The calculator does not model the following, and in some scenarios these factors will dominate the homepage messaging gap:

  • Traffic mix and demand-gen quality. A homepage converting 0.3% of cold paid traffic and 0.3% of warm brand search traffic are very different situations. The calc uses a single blended rate. If your traffic is primarily high-intent, you're probably already outperforming the cross-B2B baseline.
  • Sales process, product-market fit, seasonality, competition. None of these are modeled.
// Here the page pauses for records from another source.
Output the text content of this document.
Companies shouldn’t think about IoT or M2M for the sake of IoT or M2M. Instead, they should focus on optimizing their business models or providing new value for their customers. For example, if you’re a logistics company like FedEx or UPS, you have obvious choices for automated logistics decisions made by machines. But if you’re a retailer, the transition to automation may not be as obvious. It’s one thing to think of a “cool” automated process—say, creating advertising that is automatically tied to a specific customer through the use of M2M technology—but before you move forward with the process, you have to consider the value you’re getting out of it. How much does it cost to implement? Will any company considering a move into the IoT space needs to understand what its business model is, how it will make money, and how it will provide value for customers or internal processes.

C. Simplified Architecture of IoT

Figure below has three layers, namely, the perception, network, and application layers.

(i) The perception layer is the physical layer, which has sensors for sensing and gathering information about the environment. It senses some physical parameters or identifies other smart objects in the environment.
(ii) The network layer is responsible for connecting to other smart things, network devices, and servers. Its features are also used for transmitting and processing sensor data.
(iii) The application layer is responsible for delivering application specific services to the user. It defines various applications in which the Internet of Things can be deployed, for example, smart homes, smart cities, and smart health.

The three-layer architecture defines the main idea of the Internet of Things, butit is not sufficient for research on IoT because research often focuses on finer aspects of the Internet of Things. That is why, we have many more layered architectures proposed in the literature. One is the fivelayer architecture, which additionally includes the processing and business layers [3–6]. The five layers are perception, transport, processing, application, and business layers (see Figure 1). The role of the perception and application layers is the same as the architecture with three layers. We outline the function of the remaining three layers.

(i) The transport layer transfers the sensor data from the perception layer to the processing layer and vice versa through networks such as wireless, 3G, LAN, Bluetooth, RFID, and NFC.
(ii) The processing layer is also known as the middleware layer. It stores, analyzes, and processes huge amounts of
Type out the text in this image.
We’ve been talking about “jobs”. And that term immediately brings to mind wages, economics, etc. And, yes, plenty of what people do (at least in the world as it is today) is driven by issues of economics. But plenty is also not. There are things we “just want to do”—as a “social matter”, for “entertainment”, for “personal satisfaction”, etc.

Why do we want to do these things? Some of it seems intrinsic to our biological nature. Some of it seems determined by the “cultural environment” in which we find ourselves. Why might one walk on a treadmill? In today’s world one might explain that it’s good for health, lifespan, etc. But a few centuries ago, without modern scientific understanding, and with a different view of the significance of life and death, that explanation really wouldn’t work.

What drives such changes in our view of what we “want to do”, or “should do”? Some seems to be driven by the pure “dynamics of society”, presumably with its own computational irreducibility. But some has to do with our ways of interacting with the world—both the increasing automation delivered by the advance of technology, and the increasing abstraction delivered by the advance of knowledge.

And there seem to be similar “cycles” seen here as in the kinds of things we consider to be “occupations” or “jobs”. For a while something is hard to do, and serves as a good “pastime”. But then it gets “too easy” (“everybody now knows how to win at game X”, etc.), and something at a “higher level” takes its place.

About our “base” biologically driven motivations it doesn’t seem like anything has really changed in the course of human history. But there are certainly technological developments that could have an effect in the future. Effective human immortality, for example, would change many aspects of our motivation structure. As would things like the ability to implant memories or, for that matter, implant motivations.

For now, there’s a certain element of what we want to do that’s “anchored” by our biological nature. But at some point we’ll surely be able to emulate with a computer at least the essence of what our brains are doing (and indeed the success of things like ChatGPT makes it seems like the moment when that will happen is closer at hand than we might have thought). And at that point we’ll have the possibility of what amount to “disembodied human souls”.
A perfectly scored homepage attached to a product the market doesn't want produces zero conversion.
  • Diminishing returns at extreme score gaps. The math is linear. Real-world messaging improvements have compound and saturating effects we don't model. A user scoring 10 against a q75 of 70 produces a 60-point gap and a very large number at Aggressive. Treat extreme outputs as directional, not literal.
  • Per-vertical impact differences. Covered in section 5. The cross-B2B coefficient is an approximation for all verticals.
  • Noisy benchmarks at n=5. Verticals with exactly 5 scored homepages have wide error bars on q75 (roughly +/-15-20 points at 95% confidence). A single outlier homepage shifts the benchmark materially. The calculator surfaces a warning for these verticals.
  • Self-score ego bias. Visitors consistently rate their own homepages higher than external scorers do. The Conservative default partially mitigates this - a generous self-score combined with a 0.33% coefficient produces a number closer to reality than Aggressive would. The best fix is a real SignalScore from the free-score flow.

8. Update policy

Benchmarks refresh monthly via scripts/generate_calc_benchmarks.py. The script pulls all non-YC scored homepages from Supabase, recomputes percentiles per vertical, validates the output against the committed JSON Schema, and writes the updated benchmarks.json to the deploy directory. The last_refreshed date and corpus_size in the metadata strip above update automatically on each refresh.

Methodology coefficients (the 0.33% / 0.70% / 1.00% per-point figures) change only via a formal revision to this design document. Each revision increments methodology_version. The version stamp appears in the calculator's "show your work" expansion, so a returning reader who sees a different number can check whether it changed because new benchmark data came in (same version, different q75) or because the underlying math changed (new version).

Current methodology version: 1.0.0. Current benchmarks as of: 2026-04-30.